Güney’de Kıbrıs Türk taşınmaz malların kişisel ve ticari kullanımından fayda sağlayanlar, büyük olasılıkla, yeni bir federasyon altında, hâlihazırda sahip olduklarını kaybetme riskini almak istemeyecek ve karşı çıkacaktır. Kuzeydeki Kıbrıslı Türkler için de aynısı geçerli olacaktır.
Siyasi kariyerinin zirvesinde, güçlü bir ekonomiyi yönetirken, Fransız, Alman, İngiliz ve Amerikan devlet başkanlarıyla yakın temaslar kurarken ve emekliliği sonrası bırakacağı tartışmasız makul miras ile Nikos Anastasiadis, bir federal çözümün uygulamasında kendisine karşı biriken potansiyel yüksek riskli başarısızlıkları göz ardı etmemiştir.

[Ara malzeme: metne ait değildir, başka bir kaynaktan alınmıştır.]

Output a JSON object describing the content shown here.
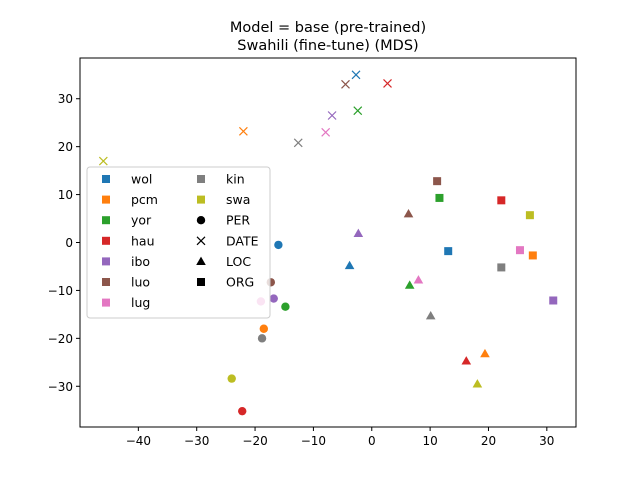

Anastasiadis, tüm suçun kendisine yükleneceği, yıllarca süren şiddet olasılığı hakkında endişelenmiş bile olabilir. Anastasiadis, federal çözümü iki devletli seçenek lehine reddetti çünkü iki devlet Kıbrıs Rum toplumuna, güç paylaşımı yapmak zorunda kalmadan ve kaos, anarşi ve hatta şiddet riski olmadan, geniş yaşama alanı sağlayan net bir anlaşma sunacaktı.

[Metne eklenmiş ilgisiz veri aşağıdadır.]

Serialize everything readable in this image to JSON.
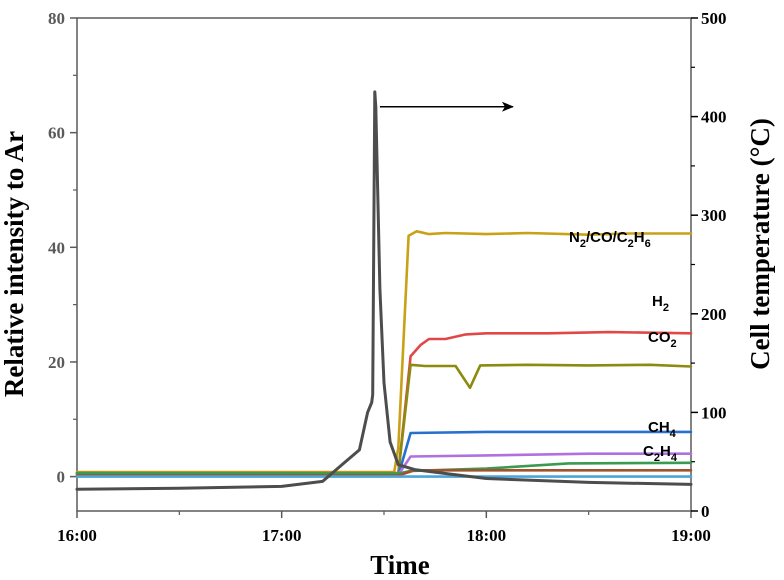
{
  "chart_data": {
    "type": "line",
    "xlabel": "Time",
    "ylabel_left": "Relative intensity to Ar",
    "ylabel_right": "Cell temperature (°C)",
    "x_ticks": [
      "16:00",
      "17:00",
      "18:00",
      "19:00"
    ],
    "x_range_hours": [
      16.0,
      19.0
    ],
    "ylim_left": [
      -6,
      80
    ],
    "ylim_right": [
      0,
      500
    ],
    "y_ticks_left": [
      0,
      20,
      40,
      60,
      80
    ],
    "y_ticks_right": [
      0,
      100,
      200,
      300,
      400,
      500
    ],
    "grid": false,
    "series": [
      {
        "name": "N2/CO/C2H6",
        "label_parts": [
          [
            "N",
            ""
          ],
          [
            "2",
            "sub"
          ],
          [
            "/CO/C",
            ""
          ],
          [
            "2",
            "sub"
          ],
          [
            "H",
            ""
          ],
          [
            "6",
            "sub"
          ]
        ],
        "axis": "left",
        "color": "#c9a116",
        "points": [
          [
            16.0,
            0.8
          ],
          [
            17.55,
            0.8
          ],
          [
            17.57,
            5
          ],
          [
            17.62,
            42
          ],
          [
            17.66,
            42.8
          ],
          [
            17.72,
            42.3
          ],
          [
            17.8,
            42.5
          ],
          [
            18.0,
            42.3
          ],
          [
            18.2,
            42.5
          ],
          [
            18.5,
            42.2
          ],
          [
            18.7,
            42.4
          ],
          [
            19.0,
            42.4
          ]
        ]
      },
      {
        "name": "H2",
        "label_parts": [
          [
            "H",
            ""
          ],
          [
            "2",
            "sub"
          ]
        ],
        "axis": "left",
        "color": "#e04848",
        "points": [
          [
            16.0,
            0.6
          ],
          [
            17.57,
            0.6
          ],
          [
            17.63,
            21
          ],
          [
            17.68,
            23
          ],
          [
            17.72,
            24
          ],
          [
            17.8,
            24
          ],
          [
            17.9,
            24.8
          ],
          [
            18.0,
            25
          ],
          [
            18.3,
            25
          ],
          [
            18.6,
            25.2
          ],
          [
            19.0,
            25
          ]
        ]
      },
      {
        "name": "CO2",
        "label_parts": [
          [
            "CO",
            ""
          ],
          [
            "2",
            "sub"
          ]
        ],
        "axis": "left",
        "color": "#8b8b10",
        "points": [
          [
            16.0,
            0.6
          ],
          [
            17.57,
            0.6
          ],
          [
            17.63,
            19.5
          ],
          [
            17.7,
            19.3
          ],
          [
            17.85,
            19.3
          ],
          [
            17.92,
            15.5
          ],
          [
            17.97,
            19.4
          ],
          [
            18.2,
            19.5
          ],
          [
            18.5,
            19.4
          ],
          [
            18.8,
            19.5
          ],
          [
            19.0,
            19.2
          ]
        ]
      },
      {
        "name": "CH4",
        "label_parts": [
          [
            "CH",
            ""
          ],
          [
            "4",
            "sub"
          ]
        ],
        "axis": "left",
        "color": "#2670d0",
        "points": [
          [
            16.0,
            0.2
          ],
          [
            17.57,
            0.2
          ],
          [
            17.63,
            7.6
          ],
          [
            18.0,
            7.8
          ],
          [
            18.5,
            7.8
          ],
          [
            19.0,
            7.8
          ]
        ]
      },
      {
        "name": "C2H4",
        "label_parts": [
          [
            "C",
            ""
          ],
          [
            "2",
            "sub"
          ],
          [
            "H",
            ""
          ],
          [
            "4",
            "sub"
          ]
        ],
        "axis": "left",
        "color": "#b070e0",
        "points": [
          [
            16.0,
            0.3
          ],
          [
            17.57,
            0.3
          ],
          [
            17.63,
            3.5
          ],
          [
            18.0,
            3.7
          ],
          [
            18.5,
            4
          ],
          [
            19.0,
            4
          ]
        ]
      },
      {
        "name": "",
        "axis": "left",
        "color": "#3a9a50",
        "points": [
          [
            16.0,
            0.6
          ],
          [
            17.57,
            0.5
          ],
          [
            17.63,
            1
          ],
          [
            18.0,
            1.4
          ],
          [
            18.4,
            2.3
          ],
          [
            19.0,
            2.4
          ]
        ]
      },
      {
        "name": "",
        "axis": "left",
        "color": "#a0522d",
        "points": [
          [
            16.0,
            0.2
          ],
          [
            17.57,
            0.2
          ],
          [
            17.65,
            1.1
          ],
          [
            18.5,
            1.1
          ],
          [
            19.0,
            1.1
          ]
        ]
      },
      {
        "name": "",
        "axis": "left",
        "color": "#4aa5d8",
        "points": [
          [
            16.0,
            0.0
          ],
          [
            19.0,
            0.0
          ]
        ]
      },
      {
        "name": "Cell temperature",
        "axis": "right",
        "color": "#4d4d4d",
        "points": [
          [
            16.0,
            22
          ],
          [
            16.5,
            23
          ],
          [
            17.0,
            25
          ],
          [
            17.2,
            30
          ],
          [
            17.3,
            48
          ],
          [
            17.38,
            62
          ],
          [
            17.42,
            100
          ],
          [
            17.44,
            110
          ],
          [
            17.445,
            118
          ],
          [
            17.455,
            425
          ],
          [
            17.46,
            410
          ],
          [
            17.48,
            225
          ],
          [
            17.5,
            130
          ],
          [
            17.53,
            70
          ],
          [
            17.57,
            47
          ],
          [
            17.65,
            42
          ],
          [
            17.8,
            38
          ],
          [
            18.0,
            33
          ],
          [
            18.5,
            29
          ],
          [
            19.0,
            27
          ]
        ]
      }
    ],
    "annotation": {
      "type": "arrow",
      "from": [
        17.48,
        410
      ],
      "to": [
        18.13,
        410
      ],
      "axis": "right",
      "meaning": "curve refers to right axis"
    }
  }
}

Kıbrıs’taki iki toplum arasında 60 yıllık ayrılığın ardından, federal bir çözümün adil ve barışçıl bir şekilde başarılı olması için çok fazla ‘şeytan ayrıntıda gizli’. Bu, yüksek riskli bir hedeftir.
Benzeri görülmemiş 49 yıldır süren barışın korunması, mutlaka birinci öncelik olmalıdır ve her iki tarafın da, en azından, bu iki olası seçeneği ön koşulsuz olarak görüşmeye açık olması gerekiyor.”